Last week our Year 10s rounded off their exams with the chance to sample sixth form subjects and sixth form routines: five options were on the table (they will be able to choose four subjects in Year 12), and our Director of Studies worked his customary wizardry to devise a timetable for a day of taster lessons. This year, more than ever before, we decided to test out subjects not on offer in Year 11 and, rather sensibly I felt, pupils had a crack at politics or economics or philosophy or art history.
As parents and carers of Year 10 will have heard, we suggest that pupils choose what they like and what they are good at. I am particularly keen to emphasise the former: if we like doing something, we are much more likely to exercise our discretionary effort and to work harder than strictly is required, and thus to tailor our knowledge and understanding around what we have committed to the subject, rather than to an exam specification. The advantage to that is that our motivation will, like our personalities, be different and unique, and our subject knowledge will have the flavour of adolescent authenticity rather than exam-driven, or school-driven, utility. But there is a longer-lasting advantage in the lessons we learn about ourselves, and about what will make us attractive to, and successful with, our future employers: those willing to use their discretionary effort, to go that bit further, will have unlocked the difference between being the agile-minded, high-flying student (the individual in competition) and the industrious, cooperative and flexible potential employee (the collaborative team-worker who knows a job’s not done till it’s finished).
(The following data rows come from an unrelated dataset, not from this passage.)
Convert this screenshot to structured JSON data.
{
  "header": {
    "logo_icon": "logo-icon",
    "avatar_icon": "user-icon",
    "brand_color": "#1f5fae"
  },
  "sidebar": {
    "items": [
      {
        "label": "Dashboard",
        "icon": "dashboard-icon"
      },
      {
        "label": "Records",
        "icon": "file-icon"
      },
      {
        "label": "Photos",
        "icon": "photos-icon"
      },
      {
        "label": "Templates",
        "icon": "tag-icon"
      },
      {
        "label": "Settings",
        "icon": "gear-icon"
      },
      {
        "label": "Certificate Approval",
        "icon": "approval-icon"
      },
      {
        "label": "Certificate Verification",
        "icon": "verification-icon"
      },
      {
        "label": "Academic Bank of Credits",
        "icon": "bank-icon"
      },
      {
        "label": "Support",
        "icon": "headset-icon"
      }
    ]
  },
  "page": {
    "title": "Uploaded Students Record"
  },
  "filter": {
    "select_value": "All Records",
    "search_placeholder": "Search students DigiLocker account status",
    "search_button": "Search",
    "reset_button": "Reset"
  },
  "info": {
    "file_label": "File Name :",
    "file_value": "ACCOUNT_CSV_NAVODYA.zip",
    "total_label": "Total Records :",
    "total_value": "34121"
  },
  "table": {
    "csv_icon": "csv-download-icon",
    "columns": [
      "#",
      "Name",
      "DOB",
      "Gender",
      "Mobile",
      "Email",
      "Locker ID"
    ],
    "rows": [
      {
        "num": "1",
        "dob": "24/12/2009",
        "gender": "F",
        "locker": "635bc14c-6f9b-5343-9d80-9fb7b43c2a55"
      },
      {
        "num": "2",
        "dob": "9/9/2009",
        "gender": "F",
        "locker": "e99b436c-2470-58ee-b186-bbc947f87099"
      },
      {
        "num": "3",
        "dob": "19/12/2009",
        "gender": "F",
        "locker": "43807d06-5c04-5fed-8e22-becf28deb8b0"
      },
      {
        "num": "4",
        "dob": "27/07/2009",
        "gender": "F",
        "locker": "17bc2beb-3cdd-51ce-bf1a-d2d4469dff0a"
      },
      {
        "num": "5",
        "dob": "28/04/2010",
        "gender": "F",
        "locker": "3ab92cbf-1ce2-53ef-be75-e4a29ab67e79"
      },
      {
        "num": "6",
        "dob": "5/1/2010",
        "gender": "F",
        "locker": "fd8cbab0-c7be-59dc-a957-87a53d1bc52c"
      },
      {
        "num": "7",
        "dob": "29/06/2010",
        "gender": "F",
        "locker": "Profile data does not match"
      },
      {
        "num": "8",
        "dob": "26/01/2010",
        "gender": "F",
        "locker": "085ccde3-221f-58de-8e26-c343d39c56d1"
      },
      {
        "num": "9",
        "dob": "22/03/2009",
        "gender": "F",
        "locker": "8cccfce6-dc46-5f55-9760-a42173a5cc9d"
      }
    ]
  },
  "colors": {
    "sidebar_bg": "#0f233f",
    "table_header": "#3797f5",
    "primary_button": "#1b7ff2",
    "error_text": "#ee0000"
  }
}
In the adolescent mind, it’s in passion for a subject that we first tap into that well of discretionary effort. (Another reason not to tell our young that there is a hierarchy of good and better subjects!).
So far, so good. But I was quite struck to learn recently, from our in-house employability specialist, Amandeep Jaspal, that studies are showing that academic performance is enhanced when external speakers come into speak to school children about work and employment. Initially, careers and employability programmes set out to improve the decision-making by school-age young people, to ensure that they maximise their life-chances of landing fruitful and enjoyable careers. However, it seems that allying an interest in what is to come with what is to be done creates energy and interest, and fires up pupils with greater commitment, whether or not the programmes deliver greater certainty over the choices to make.
I wondered whether this is a response to the presence of an impartial outsider taking a keen, if detached, interest in us, in who we are, and in what we might become. Perhaps just taking the time to ask what it all might add up to lifts the sense of one being a process of someone else’s devising, and gives us a belief that we can pull levers ourselves, and take both responsibility and control.
At any rate, I’m not alone in having seen our Year 10s almost visibly grow these past days, as they try our A levels for size and dip their toes into the world of work. Next up are interviews for both them and their older counterparts in Year 12 (huge thanks to the volunteer parents and alumni who are offering their time, emotional intelligence and professional expertise!) – a fascinating journey as they begin to look out, while we look on!